The T.M.I. Awards used to be a thing we did every weekend, going through all the personal essays that had been published in the papers and giving out prizes when we saw someone stretch the form in a new and surprising way. This week the awards are back for some reason. Some complicated love tangles after the jump, along with a pile of unsavory emotions and a MIMS joke.


Best husband: Kevin Mims, the author of this week's edition of Modern Love. Why is Mims hot? Because he's managed to convince his wife Julie to let him be a "writer" all his life while she goes to work everyday as an as escrow officer to make the ends meet. Also because he's not above outing Frank, the father of his wife's children as a jealous, contemptible creep. One wonders how much that freelance check was for.

Best ex-husband: Frank! He was married to Julie years before Mims took the reigns, but he divorced her at 24 because he was sick of having a wife and kids while his friends were out having fun. According to Mims, he has wanted her back ever since; also he's handsome, women love him, but he doesn't love them.

Least intuitive approach to quotation/content is an easy one for Bob Morris's Styles essay, "Vice Is Bad For a Reason," which begins in a supermarket when Bob notices the new Diet Coke Plus on the shelf. Then:

"This is hilarious," I said as I pointed it out to the shopper next to me.
"Isn't there enough stuff in Diet Coke already?" she said.
This is sort of like how J.R. Writer from Dipset has a skit on his album where some guys are quoting his lyrics back to each other and talking about how he is a good rapper. As Keyhole points out, this is a pretty unorthodox take on how things are supposed to go—instead of actually rapping what you think are your best lines, you just get some friends to repeat them in conversation and then quote them on it?

Best thoughts:
Edgar Allan Poe-type thoughts, c/o Frank Gannon in "True-Life Tales."

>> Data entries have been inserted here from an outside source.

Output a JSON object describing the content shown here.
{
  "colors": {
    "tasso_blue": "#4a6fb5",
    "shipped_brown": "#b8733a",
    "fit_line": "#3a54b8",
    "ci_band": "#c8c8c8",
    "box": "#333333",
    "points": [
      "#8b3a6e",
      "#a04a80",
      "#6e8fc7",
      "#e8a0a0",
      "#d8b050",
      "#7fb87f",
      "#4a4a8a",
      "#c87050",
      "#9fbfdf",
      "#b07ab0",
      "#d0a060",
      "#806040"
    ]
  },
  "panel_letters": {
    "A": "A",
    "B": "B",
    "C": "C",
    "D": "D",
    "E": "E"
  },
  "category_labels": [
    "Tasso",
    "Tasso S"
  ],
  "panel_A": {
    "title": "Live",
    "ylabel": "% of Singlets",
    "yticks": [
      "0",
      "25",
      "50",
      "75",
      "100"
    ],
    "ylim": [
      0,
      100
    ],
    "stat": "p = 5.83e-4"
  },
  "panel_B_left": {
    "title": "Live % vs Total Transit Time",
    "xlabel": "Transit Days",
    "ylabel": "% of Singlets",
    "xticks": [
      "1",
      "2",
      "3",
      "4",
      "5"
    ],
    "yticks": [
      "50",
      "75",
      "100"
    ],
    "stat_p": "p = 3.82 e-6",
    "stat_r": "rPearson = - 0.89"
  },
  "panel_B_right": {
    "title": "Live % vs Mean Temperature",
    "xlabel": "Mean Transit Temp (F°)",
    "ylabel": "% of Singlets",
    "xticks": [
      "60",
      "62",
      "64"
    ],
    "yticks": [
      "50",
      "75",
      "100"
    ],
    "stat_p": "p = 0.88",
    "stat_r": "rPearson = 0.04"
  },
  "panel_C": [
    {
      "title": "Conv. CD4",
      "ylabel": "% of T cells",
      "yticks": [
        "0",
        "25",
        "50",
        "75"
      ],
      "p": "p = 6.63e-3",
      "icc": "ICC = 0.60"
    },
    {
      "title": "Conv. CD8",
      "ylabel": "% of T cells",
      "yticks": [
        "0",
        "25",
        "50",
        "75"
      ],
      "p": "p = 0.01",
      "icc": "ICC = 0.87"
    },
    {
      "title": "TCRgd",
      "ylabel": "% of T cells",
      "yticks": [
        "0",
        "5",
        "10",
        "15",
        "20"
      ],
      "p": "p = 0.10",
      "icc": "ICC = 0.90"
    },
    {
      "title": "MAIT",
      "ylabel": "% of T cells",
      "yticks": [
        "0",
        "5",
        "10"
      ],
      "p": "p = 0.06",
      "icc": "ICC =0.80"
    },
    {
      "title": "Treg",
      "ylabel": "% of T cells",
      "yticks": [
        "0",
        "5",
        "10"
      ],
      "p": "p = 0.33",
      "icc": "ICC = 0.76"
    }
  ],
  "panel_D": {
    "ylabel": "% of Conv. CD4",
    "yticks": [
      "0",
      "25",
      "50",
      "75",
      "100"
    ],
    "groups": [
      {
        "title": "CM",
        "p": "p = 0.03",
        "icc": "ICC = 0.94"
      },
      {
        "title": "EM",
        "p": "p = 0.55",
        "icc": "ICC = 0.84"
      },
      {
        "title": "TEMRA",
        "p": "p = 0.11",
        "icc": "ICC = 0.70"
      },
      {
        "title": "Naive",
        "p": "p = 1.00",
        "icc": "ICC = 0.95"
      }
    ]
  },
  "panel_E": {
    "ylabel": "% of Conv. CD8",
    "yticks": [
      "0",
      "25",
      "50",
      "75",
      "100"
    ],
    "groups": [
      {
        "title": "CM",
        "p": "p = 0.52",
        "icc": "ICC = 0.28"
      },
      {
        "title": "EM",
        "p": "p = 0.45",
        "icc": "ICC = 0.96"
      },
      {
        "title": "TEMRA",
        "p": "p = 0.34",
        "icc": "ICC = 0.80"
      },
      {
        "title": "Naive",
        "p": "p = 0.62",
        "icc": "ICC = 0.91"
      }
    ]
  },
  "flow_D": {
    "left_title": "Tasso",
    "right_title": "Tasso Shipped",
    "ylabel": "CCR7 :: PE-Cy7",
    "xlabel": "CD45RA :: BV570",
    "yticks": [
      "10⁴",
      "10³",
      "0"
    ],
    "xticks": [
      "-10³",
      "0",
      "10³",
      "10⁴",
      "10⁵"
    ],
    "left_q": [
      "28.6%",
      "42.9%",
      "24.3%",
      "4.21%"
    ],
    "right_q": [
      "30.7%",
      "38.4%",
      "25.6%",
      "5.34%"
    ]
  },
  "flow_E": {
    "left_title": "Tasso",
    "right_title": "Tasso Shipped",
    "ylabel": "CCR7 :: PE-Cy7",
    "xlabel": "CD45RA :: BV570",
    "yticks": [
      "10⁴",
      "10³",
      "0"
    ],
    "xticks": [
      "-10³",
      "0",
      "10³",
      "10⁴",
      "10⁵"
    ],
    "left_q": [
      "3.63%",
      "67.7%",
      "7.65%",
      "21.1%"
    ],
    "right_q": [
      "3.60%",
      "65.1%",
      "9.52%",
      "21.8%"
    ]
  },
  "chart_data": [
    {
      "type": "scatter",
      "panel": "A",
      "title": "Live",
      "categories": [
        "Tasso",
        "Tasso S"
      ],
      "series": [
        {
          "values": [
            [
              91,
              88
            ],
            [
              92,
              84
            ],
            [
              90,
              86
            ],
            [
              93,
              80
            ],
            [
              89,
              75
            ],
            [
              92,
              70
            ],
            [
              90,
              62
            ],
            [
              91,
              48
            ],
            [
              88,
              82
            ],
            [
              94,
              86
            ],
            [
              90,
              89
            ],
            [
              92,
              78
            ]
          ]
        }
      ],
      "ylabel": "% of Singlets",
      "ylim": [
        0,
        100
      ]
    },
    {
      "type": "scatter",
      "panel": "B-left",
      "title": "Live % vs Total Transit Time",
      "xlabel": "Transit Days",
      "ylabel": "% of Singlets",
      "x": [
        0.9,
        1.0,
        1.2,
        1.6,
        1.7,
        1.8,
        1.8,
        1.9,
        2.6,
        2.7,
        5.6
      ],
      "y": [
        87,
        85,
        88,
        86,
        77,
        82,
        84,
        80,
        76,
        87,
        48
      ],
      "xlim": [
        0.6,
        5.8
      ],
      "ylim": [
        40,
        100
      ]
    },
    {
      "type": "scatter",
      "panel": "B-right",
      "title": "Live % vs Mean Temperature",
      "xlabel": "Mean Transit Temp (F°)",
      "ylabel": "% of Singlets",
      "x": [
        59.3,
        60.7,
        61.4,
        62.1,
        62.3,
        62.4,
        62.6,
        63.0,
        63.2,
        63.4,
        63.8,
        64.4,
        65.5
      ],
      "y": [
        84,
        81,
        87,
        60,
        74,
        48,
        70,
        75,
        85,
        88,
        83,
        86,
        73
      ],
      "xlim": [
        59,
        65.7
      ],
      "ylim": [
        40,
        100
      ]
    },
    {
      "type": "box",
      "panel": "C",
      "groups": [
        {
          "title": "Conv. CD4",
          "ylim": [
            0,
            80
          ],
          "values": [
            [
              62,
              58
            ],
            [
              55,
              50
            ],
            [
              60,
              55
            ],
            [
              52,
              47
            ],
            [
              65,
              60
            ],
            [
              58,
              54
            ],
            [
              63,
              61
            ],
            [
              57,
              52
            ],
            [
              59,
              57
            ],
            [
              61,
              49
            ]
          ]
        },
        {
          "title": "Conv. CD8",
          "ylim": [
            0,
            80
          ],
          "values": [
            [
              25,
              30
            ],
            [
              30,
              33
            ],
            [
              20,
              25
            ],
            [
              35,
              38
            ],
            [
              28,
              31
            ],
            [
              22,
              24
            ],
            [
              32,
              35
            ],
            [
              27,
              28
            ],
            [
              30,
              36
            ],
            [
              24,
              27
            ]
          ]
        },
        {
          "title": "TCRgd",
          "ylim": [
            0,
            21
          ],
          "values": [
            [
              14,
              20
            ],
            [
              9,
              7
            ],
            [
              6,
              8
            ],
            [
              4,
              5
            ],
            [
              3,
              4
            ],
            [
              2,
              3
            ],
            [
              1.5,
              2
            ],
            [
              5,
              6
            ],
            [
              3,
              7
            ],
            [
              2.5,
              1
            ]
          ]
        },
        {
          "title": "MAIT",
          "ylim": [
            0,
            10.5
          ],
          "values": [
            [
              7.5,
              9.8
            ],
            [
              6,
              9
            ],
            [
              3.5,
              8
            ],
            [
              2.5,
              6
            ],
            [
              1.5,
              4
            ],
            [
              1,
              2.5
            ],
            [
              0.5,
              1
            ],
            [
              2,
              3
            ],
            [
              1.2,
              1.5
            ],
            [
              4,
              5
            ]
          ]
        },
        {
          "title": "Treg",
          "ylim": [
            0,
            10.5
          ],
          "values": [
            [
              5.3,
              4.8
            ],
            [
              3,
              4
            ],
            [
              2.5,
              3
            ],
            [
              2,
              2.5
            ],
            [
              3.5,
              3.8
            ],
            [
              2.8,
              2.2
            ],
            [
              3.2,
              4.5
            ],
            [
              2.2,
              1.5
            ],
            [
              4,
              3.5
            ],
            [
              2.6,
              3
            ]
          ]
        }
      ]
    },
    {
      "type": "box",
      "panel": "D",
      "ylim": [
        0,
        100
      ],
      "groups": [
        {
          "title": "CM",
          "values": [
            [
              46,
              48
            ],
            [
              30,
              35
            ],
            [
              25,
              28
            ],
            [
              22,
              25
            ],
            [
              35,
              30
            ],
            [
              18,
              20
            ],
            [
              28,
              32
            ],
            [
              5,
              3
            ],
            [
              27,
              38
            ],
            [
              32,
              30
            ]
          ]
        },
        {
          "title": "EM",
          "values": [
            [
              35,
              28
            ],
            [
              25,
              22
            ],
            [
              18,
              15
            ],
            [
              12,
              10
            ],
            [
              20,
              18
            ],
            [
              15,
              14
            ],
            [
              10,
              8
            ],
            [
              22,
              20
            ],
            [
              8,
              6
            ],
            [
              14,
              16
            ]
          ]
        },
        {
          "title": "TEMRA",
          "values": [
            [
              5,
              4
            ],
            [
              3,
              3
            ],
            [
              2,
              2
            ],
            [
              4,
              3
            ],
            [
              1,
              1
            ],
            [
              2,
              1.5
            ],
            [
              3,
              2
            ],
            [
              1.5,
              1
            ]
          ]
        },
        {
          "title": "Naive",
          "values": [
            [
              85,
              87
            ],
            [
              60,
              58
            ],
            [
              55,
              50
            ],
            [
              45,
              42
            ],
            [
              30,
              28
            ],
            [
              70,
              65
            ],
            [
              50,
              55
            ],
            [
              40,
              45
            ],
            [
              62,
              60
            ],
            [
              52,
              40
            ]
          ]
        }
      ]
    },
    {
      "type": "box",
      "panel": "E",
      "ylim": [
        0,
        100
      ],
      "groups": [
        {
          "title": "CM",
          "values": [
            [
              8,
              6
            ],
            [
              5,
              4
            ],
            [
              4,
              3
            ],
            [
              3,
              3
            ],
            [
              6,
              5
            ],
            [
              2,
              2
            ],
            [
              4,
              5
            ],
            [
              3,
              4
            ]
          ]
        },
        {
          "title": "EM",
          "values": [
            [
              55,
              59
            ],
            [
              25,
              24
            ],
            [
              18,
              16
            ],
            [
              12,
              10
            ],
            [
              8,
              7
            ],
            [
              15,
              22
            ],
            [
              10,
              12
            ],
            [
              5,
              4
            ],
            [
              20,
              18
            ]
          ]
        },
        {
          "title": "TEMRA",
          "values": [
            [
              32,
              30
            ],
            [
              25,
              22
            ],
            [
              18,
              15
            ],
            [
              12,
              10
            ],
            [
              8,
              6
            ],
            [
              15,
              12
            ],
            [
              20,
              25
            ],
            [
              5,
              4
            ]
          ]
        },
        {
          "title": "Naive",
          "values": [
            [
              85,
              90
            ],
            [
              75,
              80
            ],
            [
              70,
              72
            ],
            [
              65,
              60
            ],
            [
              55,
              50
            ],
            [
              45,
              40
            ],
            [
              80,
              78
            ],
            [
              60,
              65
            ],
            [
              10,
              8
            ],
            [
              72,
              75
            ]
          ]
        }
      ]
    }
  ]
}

Most unpleasant person who probably loves Monty Python and Jurassic Park: Frank Gannon again:

I used to play golf a lot, but then I hurt my back. It pained me now even to address the ball. After my injury (I fell out of my attic), I still went to golf courses, but I did not play. I just rode around in golf carts with people who were playing and made withering comments, which I found amusing for a while.
Most disgusting thing goes to Charles Siebert's green thing in Lives, where he describes his decrepit summer home as a horrible place where bats swoop around in the bedroom and a "brown snake" falls into his wife's food during dinner.

Best use of strangely ostentatious casual racism: Gannon again, the rascal, describing his state of mind after popping two Darvocets and heading to the golf course: "I would appear stately and aloof rather than sad and drugged. So I started out, with lots of love in my heart for all my fellow golfers. I holla at them, whatever that means." On second thought, this is a hilarious joke.